A friend of mine, concerned about privacy issues, just posed an excellent question… she asked me, “Mike, what about those stupid quizzes on Facebook – should I be concerned about taking those?”
If you care at all about your privacy, and much more important – if you are concerned about the privacy of any of your friends, you may want to continue reading this post. When I conclude, I will give you some tips for locking down your information on Facebook (as far as quizzes are concerned). And protect your friends as well.
As you know, each of you has a profile on Facebook. This includes things like where you went to school, your profession, where you live, your telephone number and email address, religious preference, sexual orientation, relationship status, and a plethora of other information. This information is the currency for advertisers and “data brokers”, companies that harvest information and sell it. This is a very lucrative business. The more a company knows about you, the better it can target ads. OK, so maybe that isn’t a big deal. So what is the problem with quizzes?
When you take one of those “stupid” quizzes on Facebook, such as – “what superhero are you most like?”, it prompts you with a notification that warns you about collecting your profile data. If you have taken one of these quizzes, you know exactly what I’m talking about. You might be thinking that the program behind a lot of these uses some sophisticated algorithm to come up with an answer. Wrong. The code for these are usually a joke, and they basically either randomly select an answer, or use some basic logic to come up with something that makes you feel good.
The issue is when you hit the “I agree” button, all of your profile information is gathered into a data blob and sent across the wire to the quiz provider. So you might be thinking, “this is not my problem – I would never take one of these quizzes”. Well guess what? If any of your friends like to take these quizzes, your data can be sent as well. Yes, that’s right – your data. Using something called a Graph API, a quiz provider can use code to link to all of the friends of whoever takes the quiz, and suck in all of their profile data as well. This “metadata” can then be used in a phishing scam.
For example, let’s say I wanted to come up with a scam that sends an email to every single person who “likes” Bank of America in order to steal their profile information and then bank accounts. I want to give a quiz in an attempt to suck in their information, at which point I will send them a false email from the bank. Before I do this, I will set up a fake web site called Bank of America, and I will use a couple of tricks in order to lure them to the site. In other words, I will perform what is called a “man in the middle attack”. In the simplest terms, when they navigate to the bank’s web site, instead of going to the real bank, I will redirect them to my fake web site, which will be used to collect their account information and password.
In order to do this, I will put up a fake quiz on Facebook, which any person in the world can do. When they click on the “accept” button, the prompt telling them I am going to collect certain information but not post on Facebook, it will also suck in all the profile information of every single one of their friends. Then, I will write a program that searches everyone who likes Bank of America. Since I now have the email address of the person, I will send them a fake email that seems like it has come from the bank, but does not. At the bottom of the email will be an address that is not correct but looks real. When they click on the link, instead of going to the real bank, it will come to my site. It will then ask them for their credit card and password.
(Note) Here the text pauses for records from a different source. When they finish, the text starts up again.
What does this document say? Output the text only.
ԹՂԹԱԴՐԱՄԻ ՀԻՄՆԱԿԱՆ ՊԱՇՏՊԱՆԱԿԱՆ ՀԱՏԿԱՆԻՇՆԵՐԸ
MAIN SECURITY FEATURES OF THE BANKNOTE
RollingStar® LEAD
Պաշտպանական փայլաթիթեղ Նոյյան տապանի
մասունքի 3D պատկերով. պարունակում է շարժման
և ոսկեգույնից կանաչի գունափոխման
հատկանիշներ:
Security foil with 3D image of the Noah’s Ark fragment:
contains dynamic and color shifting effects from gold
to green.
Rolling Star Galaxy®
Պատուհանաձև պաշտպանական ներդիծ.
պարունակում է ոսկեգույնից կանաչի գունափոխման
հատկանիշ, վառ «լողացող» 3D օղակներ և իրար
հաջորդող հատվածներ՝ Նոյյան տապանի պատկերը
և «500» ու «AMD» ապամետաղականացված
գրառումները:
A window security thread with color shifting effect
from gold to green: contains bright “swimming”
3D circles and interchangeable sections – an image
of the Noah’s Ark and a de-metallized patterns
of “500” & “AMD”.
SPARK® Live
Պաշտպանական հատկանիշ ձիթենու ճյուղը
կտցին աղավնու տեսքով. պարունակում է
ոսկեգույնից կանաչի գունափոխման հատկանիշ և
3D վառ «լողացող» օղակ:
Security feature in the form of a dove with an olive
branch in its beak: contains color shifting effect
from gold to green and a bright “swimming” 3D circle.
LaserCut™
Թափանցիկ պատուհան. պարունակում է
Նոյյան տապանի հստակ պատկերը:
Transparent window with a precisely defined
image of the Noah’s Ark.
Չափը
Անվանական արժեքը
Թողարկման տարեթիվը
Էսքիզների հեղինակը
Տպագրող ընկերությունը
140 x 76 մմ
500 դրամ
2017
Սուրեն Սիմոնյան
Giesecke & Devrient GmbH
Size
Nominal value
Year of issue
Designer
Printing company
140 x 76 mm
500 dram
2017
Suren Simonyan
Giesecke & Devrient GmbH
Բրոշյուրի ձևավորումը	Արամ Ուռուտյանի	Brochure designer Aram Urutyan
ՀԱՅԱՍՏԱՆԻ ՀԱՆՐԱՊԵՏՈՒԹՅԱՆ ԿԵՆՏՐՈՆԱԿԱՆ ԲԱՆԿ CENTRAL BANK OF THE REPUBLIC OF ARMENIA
Instead of using this information myself, for which I may be caught, I will simply jump on the Deep Web, where there exists a plethora of people just eager to buy this information, and for a very good price. I will then delete the site, delete any trace of our interaction, remove the quiz from Facebook, and vanish – with a bunch of cash.
Below is a screen shot from my security settings in Facebook. Unfortunately, this screen is not so simple to find. Facebook wants it this way even though they say they don’t. They make money from advertisers because of these quizzes. So what can you do?
In order to get to this screen, and stop sharing all of your confidential data, go to “Security -> Apps -> Apps Others Use”. Here you will find a list of boxes that have checks next to each piece of profile information.
Long story short – remove the check next to every single one of these, and please – don’t take any of those stupid quizzes.